CHICAGO — No matter how this season unfolds, Northwestern coach Pat Fitzgerald insisted there is no more unified team than his Wildcats.
CHICAGO — No matter how this season unfolds, Northwestern coach Pat Fitzgerald insisted there is no more unified team than his Wildcats.
For that, he credits the push for them to unionize.
Fitzgerald said he’s “proud of the maturity” his players displayed the past few months.
As the Big Ten opened its annual two-day media event on Monday, some big story lines hung over the college landscape.
A four-team playoff system to determine a national champion is being implemented and the conference would love to be represented in it. Ohio State, for one, hopes to be in the picture after going 24-2 overall and 16-0 in regular-season conference play in its first two years under coach Urban Meyer. So does Michigan State after beating the Buckeyes in the conference championship game and winning the Rose Bowl.
There’s the push by the five power conferences — the Big Ten, ACC, SEC, Big 12 and Pac-12 — for autonomy to make their own NCAA rules. The NCAA’s board of directors will vote Aug. 7, and commissioner Jim Delany expects it to pass.
There are two new members in the Big Ten, with Rutgers and Maryland joining the conference.
And, of course, there’s the union movement.
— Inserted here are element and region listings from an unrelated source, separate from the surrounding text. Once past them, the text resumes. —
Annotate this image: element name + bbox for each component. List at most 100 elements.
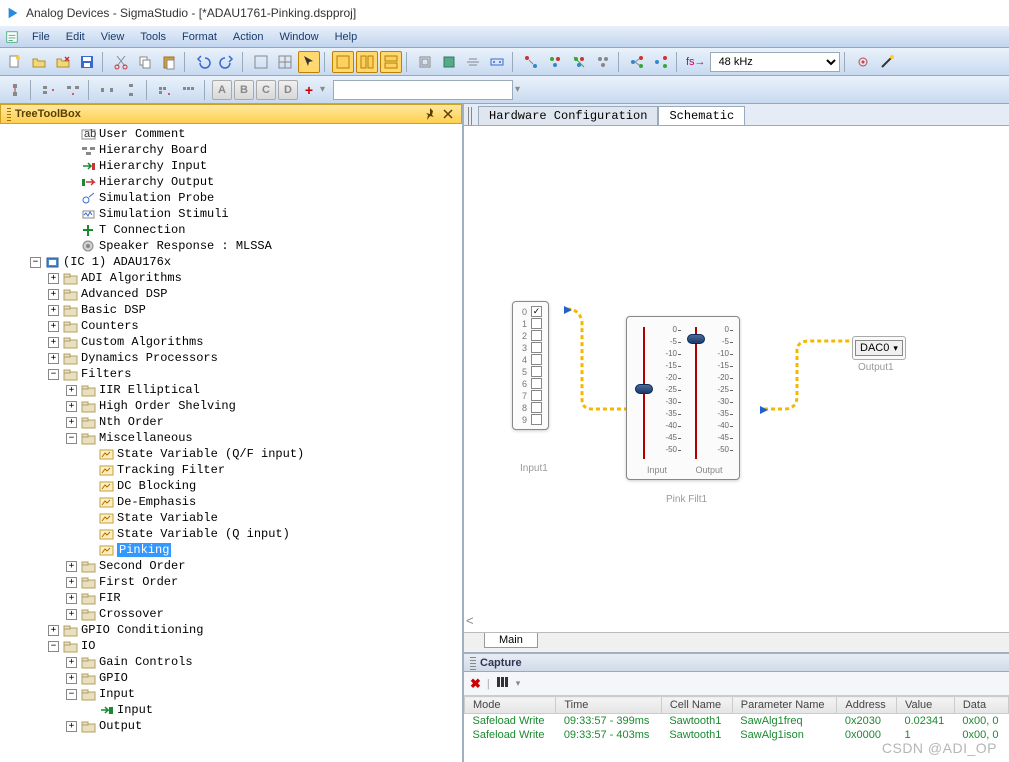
tree-item[interactable]: −Filters <box>0 366 462 382</box>
tree-item[interactable]: State Variable <box>0 510 462 526</box>
input-checkbox-3[interactable] <box>531 342 542 353</box>
tree-item[interactable]: +Counters <box>0 318 462 334</box>
tree-toggle[interactable]: + <box>66 593 77 604</box>
select-mode-button[interactable] <box>298 51 320 73</box>
tree-toggle[interactable]: − <box>48 641 59 652</box>
input-checkbox-5[interactable] <box>531 366 542 377</box>
tool-net1[interactable] <box>626 51 648 73</box>
tool-c[interactable] <box>462 51 484 73</box>
input-slider[interactable]: 0-5-10-15-20-25-30-35-40-45-50Input <box>637 325 677 475</box>
tree-toggle[interactable]: + <box>48 273 59 284</box>
search-combo[interactable] <box>333 80 513 100</box>
menu-view[interactable]: View <box>93 31 133 43</box>
tree-toggle[interactable]: + <box>48 625 59 636</box>
tree-item[interactable]: abiUser Comment <box>0 126 462 142</box>
tree-item[interactable]: +Second Order <box>0 558 462 574</box>
tree-toggle[interactable]: + <box>66 673 77 684</box>
schematic-canvas[interactable]: 0✓123456789 Input1 0-5-10-15-20-25-30-35… <box>464 126 1009 632</box>
tool-wand[interactable] <box>876 51 898 73</box>
open-button[interactable] <box>28 51 50 73</box>
tree-item[interactable]: State Variable (Q/F input) <box>0 446 462 462</box>
tree-item[interactable]: +Custom Algorithms <box>0 334 462 350</box>
tree-item[interactable]: +Gain Controls <box>0 654 462 670</box>
tree-item[interactable]: T Connection <box>0 222 462 238</box>
output-slider[interactable]: 0-5-10-15-20-25-30-35-40-45-50Output <box>689 325 729 475</box>
save-button[interactable] <box>76 51 98 73</box>
menu-tools[interactable]: Tools <box>132 31 174 43</box>
capture-col[interactable]: Value <box>896 697 954 714</box>
menu-action[interactable]: Action <box>225 31 272 43</box>
input-checkbox-0[interactable]: ✓ <box>531 306 542 317</box>
tree-item[interactable]: +ADI Algorithms <box>0 270 462 286</box>
scroll-left-icon[interactable]: < <box>466 613 474 628</box>
menu-format[interactable]: Format <box>174 31 225 43</box>
tree-item[interactable]: Input <box>0 702 462 718</box>
tree-toggle[interactable]: + <box>48 337 59 348</box>
tree-toggle[interactable]: + <box>66 561 77 572</box>
tool-a[interactable] <box>414 51 436 73</box>
tree-toggle[interactable]: − <box>30 257 41 268</box>
tree-toggle[interactable]: + <box>48 305 59 316</box>
input-checkbox-9[interactable] <box>531 414 542 425</box>
input-block[interactable]: 0✓123456789 <box>512 301 549 430</box>
menu-window[interactable]: Window <box>271 31 326 43</box>
capture-col[interactable]: Time <box>556 697 662 714</box>
tree-item[interactable]: Hierarchy Board <box>0 142 462 158</box>
tree-item[interactable]: De-Emphasis <box>0 494 462 510</box>
input-checkbox-1[interactable] <box>531 318 542 329</box>
align3[interactable] <box>62 79 84 101</box>
dac-block[interactable]: DAC0▾ <box>852 336 906 360</box>
tree-item[interactable]: +First Order <box>0 574 462 590</box>
align1[interactable] <box>4 79 26 101</box>
grid2-button[interactable] <box>274 51 296 73</box>
tree-item[interactable]: −(IC 1) ADAU176x <box>0 254 462 270</box>
main-tab[interactable]: Main <box>484 633 538 648</box>
tree-item[interactable]: Speaker Response : MLSSA <box>0 238 462 254</box>
tree-item[interactable]: +Basic DSP <box>0 302 462 318</box>
letter-B[interactable]: B <box>234 80 254 100</box>
tool-b[interactable] <box>438 51 460 73</box>
tree-item[interactable]: +Output <box>0 718 462 734</box>
grid1-button[interactable] <box>250 51 272 73</box>
tree-toggle[interactable]: − <box>48 369 59 380</box>
sample-rate-select[interactable]: 48 kHz <box>710 52 840 72</box>
paste-button[interactable] <box>158 51 180 73</box>
tool-d[interactable] <box>486 51 508 73</box>
input-checkbox-4[interactable] <box>531 354 542 365</box>
tree-item[interactable]: +High Order Shelving <box>0 398 462 414</box>
align4[interactable] <box>96 79 118 101</box>
tree-item[interactable]: +Crossover <box>0 606 462 622</box>
tree-toggle[interactable]: + <box>66 385 77 396</box>
tree-toggle[interactable]: + <box>66 577 77 588</box>
clear-icon[interactable]: ✖ <box>470 676 481 692</box>
align6[interactable] <box>154 79 176 101</box>
letter-A[interactable]: A <box>212 80 232 100</box>
tree-item[interactable]: Hierarchy Output <box>0 174 462 190</box>
copy-button[interactable] <box>134 51 156 73</box>
tree-toggle[interactable]: + <box>66 417 77 428</box>
tree-item[interactable]: +GPIO Conditioning <box>0 622 462 638</box>
tree-toggle[interactable]: + <box>66 401 77 412</box>
columns-icon[interactable] <box>496 675 510 692</box>
tree-view[interactable]: abiUser CommentHierarchy Board Hierarchy … <box>0 124 462 762</box>
tree-toggle[interactable]: + <box>66 609 77 620</box>
letter-C[interactable]: C <box>256 80 276 100</box>
redo-button[interactable] <box>216 51 238 73</box>
tool-g[interactable] <box>592 51 614 73</box>
download-button[interactable] <box>568 51 590 73</box>
tool-gear[interactable] <box>852 51 874 73</box>
menu-help[interactable]: Help <box>327 31 366 43</box>
tab-schematic[interactable]: Schematic <box>658 106 745 125</box>
undo-button[interactable] <box>192 51 214 73</box>
pinkfilt-block[interactable]: 0-5-10-15-20-25-30-35-40-45-50Input 0-5-… <box>626 316 740 480</box>
capture-col[interactable]: Address <box>837 697 897 714</box>
tree-toggle[interactable]: + <box>66 657 77 668</box>
tree-toggle[interactable]: + <box>48 289 59 300</box>
tree-item[interactable]: DC Blocking <box>0 478 462 494</box>
tree-item[interactable]: +Nth Order <box>0 414 462 430</box>
panel-close-icon[interactable] <box>441 107 455 121</box>
tree-toggle[interactable]: − <box>66 689 77 700</box>
tree-toggle[interactable]: + <box>48 353 59 364</box>
pin-icon[interactable] <box>423 107 437 121</box>
tree-item[interactable]: State Variable (Q input) <box>0 526 462 542</box>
At the center of it is Northwestern, with former quarterback Kain Colter leading the push to form the first one for college athletes.
“As I look back and reflect upon the experiences that our young men went through and our entire football program went through, that’s what jumps out to me is their maturity,” Fitzgerald said. “As we visited throughout the whole offseason, I believe there’s no more unified football program in the country. We’ve been through more since probably January than most, and it’s been nothing but a positive and nothing more than unifying in our locker room and throughout our entire football program. So I think we’re a leg up from that standpoint.
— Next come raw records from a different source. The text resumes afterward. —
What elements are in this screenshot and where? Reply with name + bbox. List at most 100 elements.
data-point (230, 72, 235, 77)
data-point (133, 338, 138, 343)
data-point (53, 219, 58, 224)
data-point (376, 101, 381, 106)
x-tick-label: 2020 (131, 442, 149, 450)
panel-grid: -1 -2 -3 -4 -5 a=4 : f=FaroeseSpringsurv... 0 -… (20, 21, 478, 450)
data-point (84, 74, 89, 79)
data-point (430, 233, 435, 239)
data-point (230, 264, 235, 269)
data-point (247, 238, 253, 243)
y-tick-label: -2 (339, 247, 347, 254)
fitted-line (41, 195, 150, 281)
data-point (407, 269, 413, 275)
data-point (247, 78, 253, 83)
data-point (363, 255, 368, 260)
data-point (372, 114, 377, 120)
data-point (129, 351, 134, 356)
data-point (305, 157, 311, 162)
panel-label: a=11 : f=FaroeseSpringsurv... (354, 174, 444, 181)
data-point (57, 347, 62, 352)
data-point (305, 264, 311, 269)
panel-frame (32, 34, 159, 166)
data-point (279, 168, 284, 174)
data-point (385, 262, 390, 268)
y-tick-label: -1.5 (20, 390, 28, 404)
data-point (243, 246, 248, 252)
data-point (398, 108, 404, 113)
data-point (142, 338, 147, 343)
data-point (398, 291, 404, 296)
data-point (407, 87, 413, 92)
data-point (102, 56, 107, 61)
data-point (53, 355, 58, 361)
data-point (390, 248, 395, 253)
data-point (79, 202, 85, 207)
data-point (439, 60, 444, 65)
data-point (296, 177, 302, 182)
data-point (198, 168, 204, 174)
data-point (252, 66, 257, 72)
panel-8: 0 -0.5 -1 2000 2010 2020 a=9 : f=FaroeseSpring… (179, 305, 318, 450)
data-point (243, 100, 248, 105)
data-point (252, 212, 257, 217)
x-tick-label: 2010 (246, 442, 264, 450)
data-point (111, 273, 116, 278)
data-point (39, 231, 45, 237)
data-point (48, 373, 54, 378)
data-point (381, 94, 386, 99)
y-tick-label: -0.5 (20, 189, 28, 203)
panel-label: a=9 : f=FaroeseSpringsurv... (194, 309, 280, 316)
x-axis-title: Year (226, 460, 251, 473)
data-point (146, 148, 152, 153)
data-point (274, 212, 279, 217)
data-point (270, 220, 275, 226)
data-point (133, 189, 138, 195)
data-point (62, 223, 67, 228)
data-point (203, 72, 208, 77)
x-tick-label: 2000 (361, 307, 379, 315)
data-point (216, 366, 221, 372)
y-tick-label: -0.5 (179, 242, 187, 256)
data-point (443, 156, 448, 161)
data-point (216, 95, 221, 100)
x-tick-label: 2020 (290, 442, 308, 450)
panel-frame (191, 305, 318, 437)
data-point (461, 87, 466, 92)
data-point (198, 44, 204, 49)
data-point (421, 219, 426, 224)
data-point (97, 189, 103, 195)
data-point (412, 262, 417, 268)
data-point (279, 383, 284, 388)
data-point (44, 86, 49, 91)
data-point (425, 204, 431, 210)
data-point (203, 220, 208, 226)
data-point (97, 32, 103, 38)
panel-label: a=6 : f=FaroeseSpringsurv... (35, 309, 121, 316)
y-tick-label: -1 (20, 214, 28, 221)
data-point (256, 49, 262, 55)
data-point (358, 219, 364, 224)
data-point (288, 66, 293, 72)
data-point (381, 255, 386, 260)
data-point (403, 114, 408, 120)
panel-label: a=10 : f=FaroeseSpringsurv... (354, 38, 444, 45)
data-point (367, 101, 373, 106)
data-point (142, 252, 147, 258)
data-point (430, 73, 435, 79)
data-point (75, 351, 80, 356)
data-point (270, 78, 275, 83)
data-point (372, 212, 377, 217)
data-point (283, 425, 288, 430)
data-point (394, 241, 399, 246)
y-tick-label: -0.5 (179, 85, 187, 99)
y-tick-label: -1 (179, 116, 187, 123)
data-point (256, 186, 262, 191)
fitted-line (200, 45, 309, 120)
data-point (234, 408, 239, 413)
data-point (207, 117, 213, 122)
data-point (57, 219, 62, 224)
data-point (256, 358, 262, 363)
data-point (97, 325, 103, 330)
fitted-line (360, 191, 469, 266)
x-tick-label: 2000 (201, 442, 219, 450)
“And as I look at where we go in the future, hopefully that will just be something that we can draw upon.”
Fitzgerald said he has talked to Colter “a handful of times, especially at graduation” in recent months. Asked if they discussed the union movement, Fitzgerald laughed and said, “No.”
A regional director of the National Labor Relations Board ruled in March that Northwestern’s full scholarship players can bargain with the school as employees, sending shockwaves through the sports landscape.
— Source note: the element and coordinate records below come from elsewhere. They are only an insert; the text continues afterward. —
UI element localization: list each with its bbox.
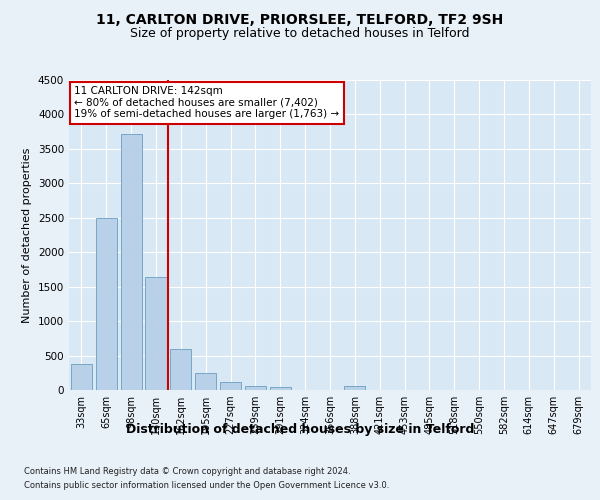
- Bar: [170, 348, 191, 390]
- Bar: [121, 134, 142, 390]
- Bar: [195, 373, 216, 390]
- Bar: [96, 218, 117, 390]
- Bar: [220, 382, 241, 390]
- Bar: [245, 386, 266, 390]
- Bar: [71, 364, 92, 390]
- Y-axis label: Number of detached properties: Number of detached properties: [22, 148, 32, 322]
- Text: Contains HM Land Registry data © Crown copyright and database right 2024.: Contains HM Land Registry data © Crown c…: [24, 468, 350, 476]
- Text: 11, CARLTON DRIVE, PRIORSLEE, TELFORD, TF2 9SH: 11, CARLTON DRIVE, PRIORSLEE, TELFORD, T…: [97, 12, 503, 26]
- Bar: [145, 277, 167, 390]
- Bar: [344, 386, 365, 390]
- Text: Size of property relative to detached houses in Telford: Size of property relative to detached ho…: [130, 28, 470, 40]
- Text: 11 CARLTON DRIVE: 142sqm
← 80% of detached houses are smaller (7,402)
19% of sem: 11 CARLTON DRIVE: 142sqm ← 80% of detach…: [74, 86, 340, 120]
- Bar: [270, 386, 291, 390]
- Text: Distribution of detached houses by size in Telford: Distribution of detached houses by size …: [126, 422, 474, 436]
- Text: Contains public sector information licensed under the Open Government Licence v3: Contains public sector information licen…: [24, 481, 389, 490]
It’s not clear if the Wildcats support unionization. They voted in April on whether to form the first union for college athletes, but the result is not known because the NLRB impounded the ballots pending an appeal by the university and a possible court fight.
The school urged the NLRB to overturn the ruling this month, holding up the football program as exemplifying the university’s integration of athletics and academics.
Either way, this was seen by many as a step toward the end of the traditional “student-athlete era.” If unionization is inevitable at another school even if it fails at Northwestern, well, Delany isn’t sure it is.
“Whether or not it’s got legs in other places around the country — it’s hard to predict or project,” he said. “I would say even at the outset for the most part, these matters of labor are really state-by-state especially for public institutions.”
Even so, it’s at least being discussed elsewhere. Ohio State coach Urban Meyer said there were some conversations with athletic director Gene Smith but none since the spring.
“We had a conversation with our team about it,” Meyer said. “Gene Smith thought it would be important because they might be getting contacted. I asked the guys here (Jeff Heuerman, Braxton Miller, Michael Bennett), ‘Is there something going on; do I need to be aware of it?’ And the relationship is so close, there was nothing to it. So we moved on.”
For Northwestern, it’s an issue that lingers.
“This was a little more than Xs and Os,” linebacker Collin Ellis said. “This is life. This is, ‘What do you value?’ “
What could have been a divisive issue for the football team had the opposite effect, Fitzgerald said.
“As you look at (players’ comments), it was nothing negative about anything about our program,” he said. “It was the maturity they showed to shed light on some things that maybe they had heard about what may be happening at other institutions.”
Players who would have assumed more vocal leadership roles in training camp stepped up sooner. One was quarterback Trevor Siemian.
He made his feelings clear in the spring, saying he did not support unionization.
“It helped people connect in different ways than they had,” Siemian said. “On a higher level, I think. We were talking about some things that have a significant impact on the landscape of college football. I’m 22, and talking to 17 and 18-year-old freshmen about things that probably weren’t brought up in a (high school) locker room. We’re connecting all over the place. In that sense, doing it, you get to know people more, get to know what makes them tick.”